In 1957, Phi Beta Kappa Memorial Hall opened its doors and became the first building on the College’s "new campus." PBK Hall was originally in a different building on campus but had burned down in a fire in 1953. The name comes from Phi Beta Kappa society, which was the first academic honor society created in the United States. It was founded at the College in 1776.

=== 1976 presidential debate ===
Phi Beta Kappa Memorial Hall was the site of the third and final presidential debate between candidates Jimmy Carter (D) and Gerald Ford (R) in the 1976 Presidential election. The debate occurred on October 22 and was moderated by Barbara Walters. Panelists included journalist Joseph Kraft, Los Angeles Times reporter Jack Nelson, and Washington Post reporter Robert Maynard.

=== Demolition and renovation ===
In 2019, the aging building began demolitions, with much of the brick and concrete construction being removed by the end of the summer.

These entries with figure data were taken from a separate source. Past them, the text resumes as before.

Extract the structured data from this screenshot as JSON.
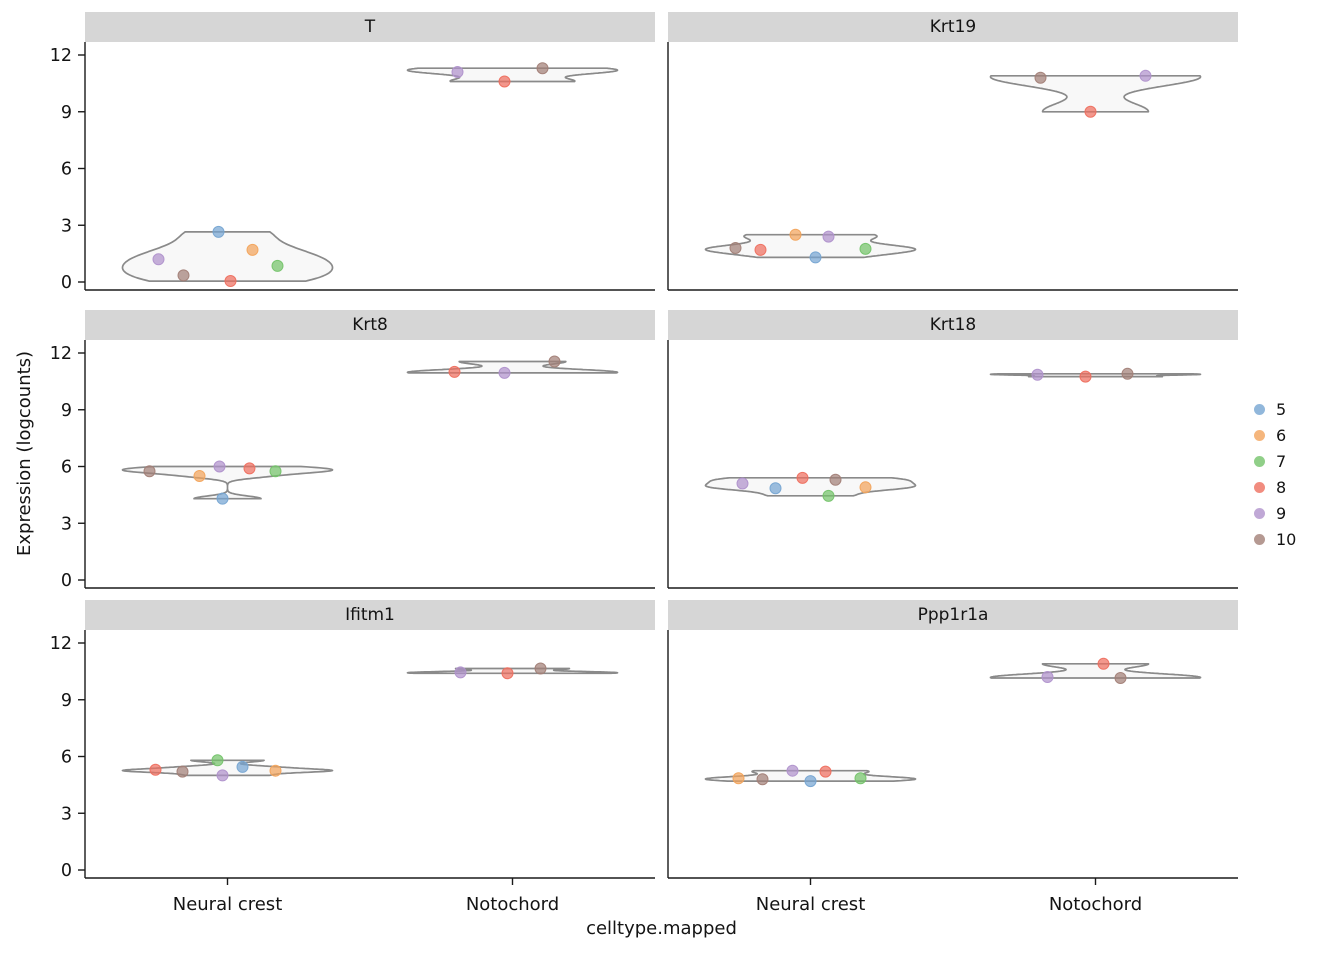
{
  "figure": {
    "ylabel": "Expression (logcounts)",
    "xlabel": "celltype.mapped"
  },
  "chart_data": {
    "type": "violin",
    "title": "",
    "xlabel": "celltype.mapped",
    "ylabel": "Expression (logcounts)",
    "ylim": [
      0,
      12.4
    ],
    "yticks": [
      0,
      3,
      6,
      9,
      12
    ],
    "categories": [
      "Neural crest",
      "Notochord"
    ],
    "facets": [
      "T",
      "Krt19",
      "Krt8",
      "Krt18",
      "Ifitm1",
      "Ppp1r1a"
    ],
    "legend": {
      "title": "",
      "position": "right",
      "labels": [
        "5",
        "6",
        "7",
        "8",
        "9",
        "10"
      ],
      "colors": {
        "5": "#76a5d2",
        "6": "#f2a45c",
        "7": "#74c36a",
        "8": "#ee6f5f",
        "9": "#b092cc",
        "10": "#a28077"
      }
    },
    "style": {
      "violin_fill": "#f7f7f7",
      "violin_stroke": "#8a8a8a",
      "axis_color": "#1a1a1a",
      "strip_bg": "#d6d6d6",
      "point_radius": 5.5
    },
    "panels": [
      {
        "title": "T",
        "groups": [
          {
            "category": "Neural crest",
            "points": [
              {
                "sample": "9",
                "y": 1.2,
                "dx": -69
              },
              {
                "sample": "10",
                "y": 0.35,
                "dx": -44
              },
              {
                "sample": "5",
                "y": 2.65,
                "dx": -9
              },
              {
                "sample": "8",
                "y": 0.05,
                "dx": 3
              },
              {
                "sample": "6",
                "y": 1.7,
                "dx": 25
              },
              {
                "sample": "7",
                "y": 0.85,
                "dx": 50
              }
            ]
          },
          {
            "category": "Notochord",
            "points": [
              {
                "sample": "9",
                "y": 11.1,
                "dx": -55
              },
              {
                "sample": "8",
                "y": 10.6,
                "dx": -8
              },
              {
                "sample": "10",
                "y": 11.3,
                "dx": 30
              }
            ]
          }
        ]
      },
      {
        "title": "Krt19",
        "groups": [
          {
            "category": "Neural crest",
            "points": [
              {
                "sample": "10",
                "y": 1.8,
                "dx": -75
              },
              {
                "sample": "8",
                "y": 1.7,
                "dx": -50
              },
              {
                "sample": "6",
                "y": 2.5,
                "dx": -15
              },
              {
                "sample": "5",
                "y": 1.3,
                "dx": 5
              },
              {
                "sample": "9",
                "y": 2.4,
                "dx": 18
              },
              {
                "sample": "7",
                "y": 1.75,
                "dx": 55
              }
            ]
          },
          {
            "category": "Notochord",
            "points": [
              {
                "sample": "10",
                "y": 10.8,
                "dx": -55
              },
              {
                "sample": "8",
                "y": 9.0,
                "dx": -5
              },
              {
                "sample": "9",
                "y": 10.9,
                "dx": 50
              }
            ]
          }
        ]
      },
      {
        "title": "Krt8",
        "groups": [
          {
            "category": "Neural crest",
            "points": [
              {
                "sample": "10",
                "y": 5.75,
                "dx": -78
              },
              {
                "sample": "6",
                "y": 5.5,
                "dx": -28
              },
              {
                "sample": "9",
                "y": 6.0,
                "dx": -8
              },
              {
                "sample": "5",
                "y": 4.3,
                "dx": -5
              },
              {
                "sample": "8",
                "y": 5.9,
                "dx": 22
              },
              {
                "sample": "7",
                "y": 5.75,
                "dx": 48
              }
            ]
          },
          {
            "category": "Notochord",
            "points": [
              {
                "sample": "8",
                "y": 11.0,
                "dx": -58
              },
              {
                "sample": "9",
                "y": 10.95,
                "dx": -8
              },
              {
                "sample": "10",
                "y": 11.55,
                "dx": 42
              }
            ]
          }
        ]
      },
      {
        "title": "Krt18",
        "groups": [
          {
            "category": "Neural crest",
            "points": [
              {
                "sample": "9",
                "y": 5.1,
                "dx": -68
              },
              {
                "sample": "5",
                "y": 4.85,
                "dx": -35
              },
              {
                "sample": "8",
                "y": 5.4,
                "dx": -8
              },
              {
                "sample": "7",
                "y": 4.45,
                "dx": 18
              },
              {
                "sample": "10",
                "y": 5.3,
                "dx": 25
              },
              {
                "sample": "6",
                "y": 4.9,
                "dx": 55
              }
            ]
          },
          {
            "category": "Notochord",
            "points": [
              {
                "sample": "9",
                "y": 10.85,
                "dx": -58
              },
              {
                "sample": "8",
                "y": 10.75,
                "dx": -10
              },
              {
                "sample": "10",
                "y": 10.9,
                "dx": 32
              }
            ]
          }
        ]
      },
      {
        "title": "Ifitm1",
        "groups": [
          {
            "category": "Neural crest",
            "points": [
              {
                "sample": "8",
                "y": 5.3,
                "dx": -72
              },
              {
                "sample": "10",
                "y": 5.2,
                "dx": -45
              },
              {
                "sample": "7",
                "y": 5.8,
                "dx": -10
              },
              {
                "sample": "9",
                "y": 5.0,
                "dx": -5
              },
              {
                "sample": "5",
                "y": 5.45,
                "dx": 15
              },
              {
                "sample": "6",
                "y": 5.25,
                "dx": 48
              }
            ]
          },
          {
            "category": "Notochord",
            "points": [
              {
                "sample": "9",
                "y": 10.45,
                "dx": -52
              },
              {
                "sample": "8",
                "y": 10.4,
                "dx": -5
              },
              {
                "sample": "10",
                "y": 10.65,
                "dx": 28
              }
            ]
          }
        ]
      },
      {
        "title": "Ppp1r1a",
        "groups": [
          {
            "category": "Neural crest",
            "points": [
              {
                "sample": "6",
                "y": 4.85,
                "dx": -72
              },
              {
                "sample": "10",
                "y": 4.8,
                "dx": -48
              },
              {
                "sample": "9",
                "y": 5.25,
                "dx": -18
              },
              {
                "sample": "5",
                "y": 4.7,
                "dx": 0
              },
              {
                "sample": "8",
                "y": 5.2,
                "dx": 15
              },
              {
                "sample": "7",
                "y": 4.85,
                "dx": 50
              }
            ]
          },
          {
            "category": "Notochord",
            "points": [
              {
                "sample": "9",
                "y": 10.2,
                "dx": -48
              },
              {
                "sample": "8",
                "y": 10.9,
                "dx": 8
              },
              {
                "sample": "10",
                "y": 10.15,
                "dx": 25
              }
            ]
          }
        ]
      }
    ]
  }
}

However, budgetary constraints forced the halt of the demolitions, leaving portions of the steel super-structure still visible. The continuation of the demolition and the construction of the new fine and performing arts center was delayed until early summer 2020 while awaiting state funding. The original completion date was scheduled for 2021. In August 2023, Theatre, Dance, and Music department classes moved into the newly-opened buildings, opening its main stage theatre with an inaugural performance of Nine by the Leah Glenn Dance Theatre the subsequent month. The official dedication of the building took place on October 19, 2023. The ceremony was presided over by Glenn Close, during which the main stage theater was named in her honor.